Scott Pilgrim vs. the World has such a great reputation now that it’s hard to imagine it being a flop when it was released. Making just over half of its budget back, it seemed as though people just weren’t interested in a comic book adaptation of an action-comedy-romance with Michael Cera n the lead role. I can see why I guess. If you hadn’t been aware of the comic books series, this story wouldn’t necessarily make any sense. I guess it was a big ask though. As popular as Bryan Lee O’Malley’s books were with comic fans, it was a huge gamble to bring them to the wider audience. Especially after they clearly put so much into making it happen. It was a clever move putting director Edgar Wright at the helm. He was fresh off the breakthrough success of both Shaun of the Dead and Hot Fuzz and had his own cult audience.
It also made use of plenty of talent. Whatever you think about this film in general, you have to admit that the casting was pretty perfect. Even Michael Cera, who is the least exciting member of the cast, feels like the only choice to play Pilgrim. I guess it doesn’t help when you have people like Kieran Culkin, Brie Larson, and Chris Evans being so domineering when they’re on screen. It also doesn’t really help that Scott is just the worst. He’s an irritating and awful person and it’s impossible to see why any woman would fall for him. Of course, he’s quite the fighter and it is always fun to see a weedy, nerdy man coming out on to in comic book showdowns.
What really makes Scott Pilgrim work, of course, is the way it has been made. Edgar Wright has managed to create a film that fully embraces the source material. 10 years on, we’re used to comic book movies being as well-made and critically acclaimed as every other genre. In 2010, this wasn’t exactly the case. There were great comic book films but they weren’t the norm. What Wright managed to do, was create a comic book movie that not only handled the adaptation with care and recreated the act of reading the comics. There has been plenty of in-depth analysis of how he managed this but it’s too late to go into all that now. Suffice it to say, the way the film is edited makes it feel as though you’re going through the panels of a comic book. It’s amazing.

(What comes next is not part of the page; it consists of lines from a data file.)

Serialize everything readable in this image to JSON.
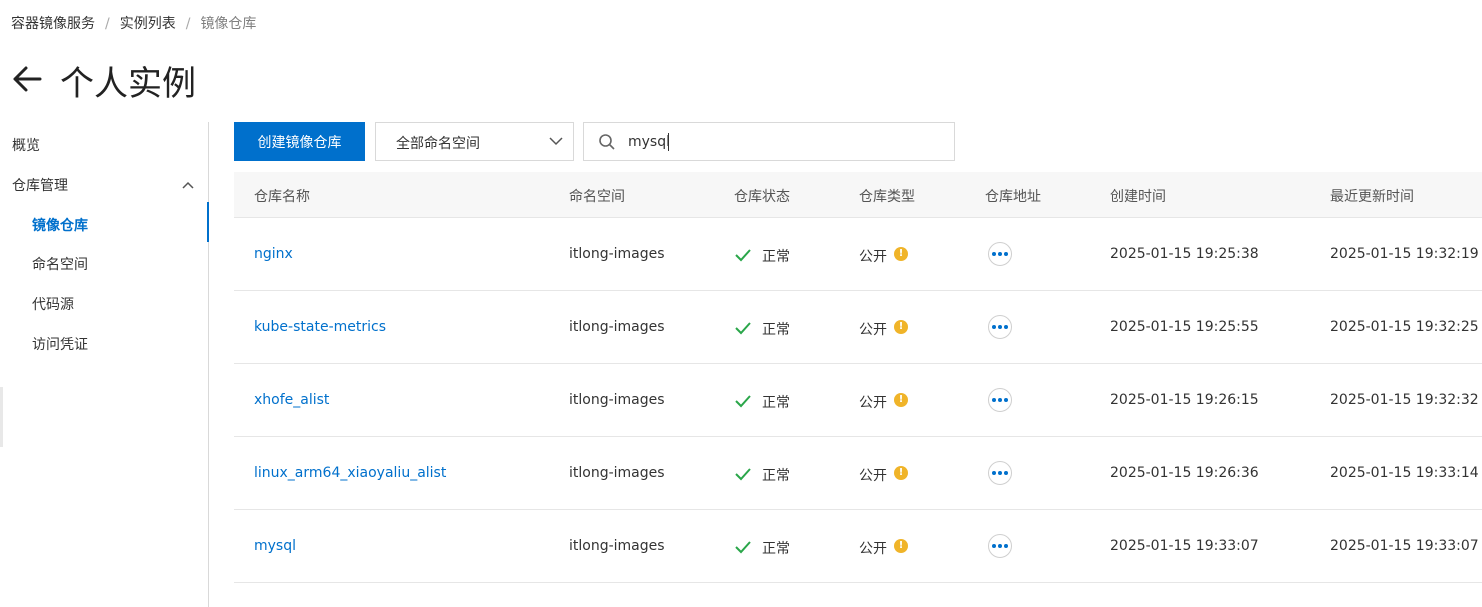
{
  "breadcrumb": [
    "容器镜像服务",
    "实例列表",
    "镜像仓库"
  ],
  "breadcrumb_separator": "/",
  "page": {
    "title": "个人实例"
  },
  "sidebar": {
    "overview": "概览",
    "group_label": "仓库管理",
    "items": [
      "镜像仓库",
      "命名空间",
      "代码源",
      "访问凭证"
    ]
  },
  "toolbar": {
    "create_label": "创建镜像仓库",
    "namespace_select_value": "全部命名空间",
    "search_value": "mysql"
  },
  "table": {
    "headers": [
      "仓库名称",
      "命名空间",
      "仓库状态",
      "仓库类型",
      "仓库地址",
      "创建时间",
      "最近更新时间"
    ],
    "rows": [
      {
        "name": "nginx",
        "namespace": "itlong-images",
        "status": "正常",
        "type": "公开",
        "created": "2025-01-15 19:25:38",
        "updated": "2025-01-15 19:32:19"
      },
      {
        "name": "kube-state-metrics",
        "namespace": "itlong-images",
        "status": "正常",
        "type": "公开",
        "created": "2025-01-15 19:25:55",
        "updated": "2025-01-15 19:32:25"
      },
      {
        "name": "xhofe_alist",
        "namespace": "itlong-images",
        "status": "正常",
        "type": "公开",
        "created": "2025-01-15 19:26:15",
        "updated": "2025-01-15 19:32:32"
      },
      {
        "name": "linux_arm64_xiaoyaliu_alist",
        "namespace": "itlong-images",
        "status": "正常",
        "type": "公开",
        "created": "2025-01-15 19:26:36",
        "updated": "2025-01-15 19:33:14"
      },
      {
        "name": "mysql",
        "namespace": "itlong-images",
        "status": "正常",
        "type": "公开",
        "created": "2025-01-15 19:33:07",
        "updated": "2025-01-15 19:33:07"
      }
    ]
  },
  "icons": {
    "back": "arrow-left-icon",
    "chevron": "chevron-down-icon",
    "collapse": "chevron-up-icon",
    "search": "search-icon",
    "status": "check-icon",
    "warn": "warning-icon",
    "more": "more-icon"
  },
  "colors": {
    "primary": "#0070cc",
    "success": "#2aa64a",
    "warning": "#f0b429"
  }
}
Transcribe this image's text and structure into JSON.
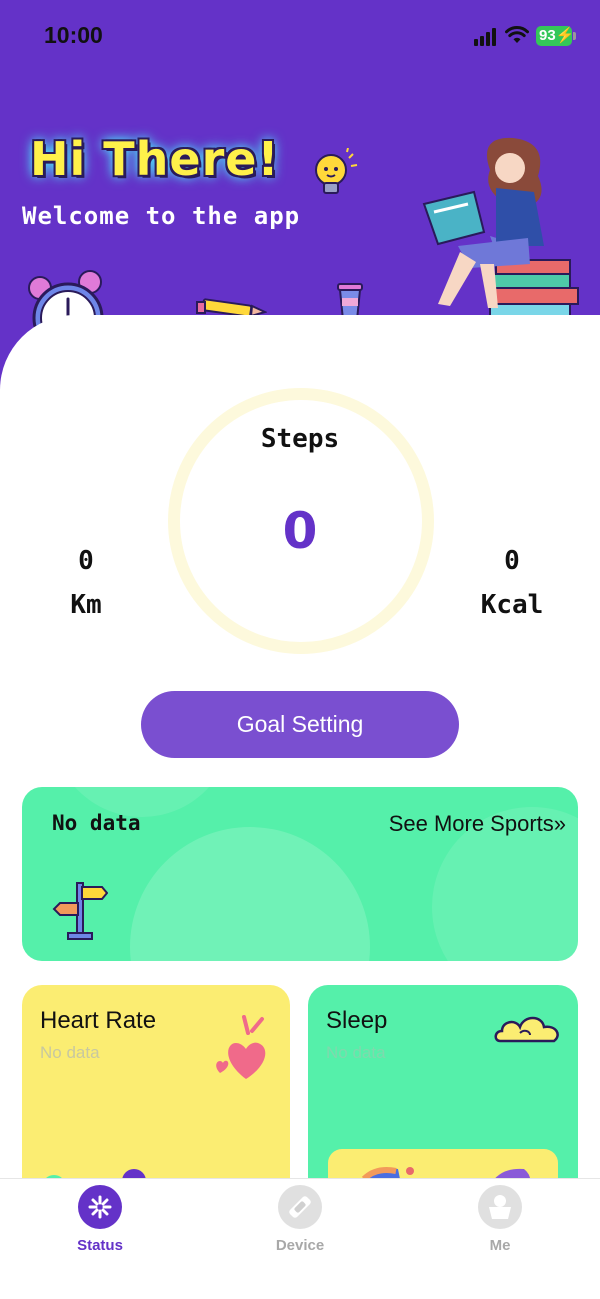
{
  "status_bar": {
    "time": "10:00",
    "battery": "93"
  },
  "header": {
    "greeting": "Hi There!",
    "welcome": "Welcome to the app"
  },
  "stats": {
    "steps_label": "Steps",
    "steps_value": "0",
    "distance_value": "0",
    "distance_unit": "Km",
    "calories_value": "0",
    "calories_unit": "Kcal"
  },
  "goal_button": "Goal Setting",
  "sports_card": {
    "status": "No data",
    "link": "See More Sports»"
  },
  "heart_rate_card": {
    "title": "Heart Rate",
    "subtitle": "No data"
  },
  "sleep_card": {
    "title": "Sleep",
    "subtitle": "No data"
  },
  "tabs": [
    {
      "label": "Status",
      "icon": "status-icon",
      "active": true
    },
    {
      "label": "Device",
      "icon": "device-icon",
      "active": false
    },
    {
      "label": "Me",
      "icon": "me-icon",
      "active": false
    }
  ],
  "colors": {
    "primary": "#6432c8",
    "mint": "#55f0aa",
    "yellow": "#fbed72",
    "ring": "#fdf9dc"
  }
}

It also has the standard attention to detail that Wright is so known for. You can clearly see all of the various influences that have inspired the film. With aspects of manga, music videos, video games, and movies, this is a film that creates an altered reality that is easy to accept. It’s a little disconcerting that the realism is so quickly pushed aside for comic book physics but you can’t fight it. It’s a film that draws you in and won’t let you go. My only real criticism comes from having read the books. It was always going to tricky boiling down 6 volumes into a single 2-hour film. There are some interesting ideas in the original story that I missed but you can’t have everything. When a film is this good as a whole, it almost doesn’t matter. I can’t say that one is better than the other because they’re both so good. It almost feels as though the adaptation has transcended the comics so they don’t need to be compared.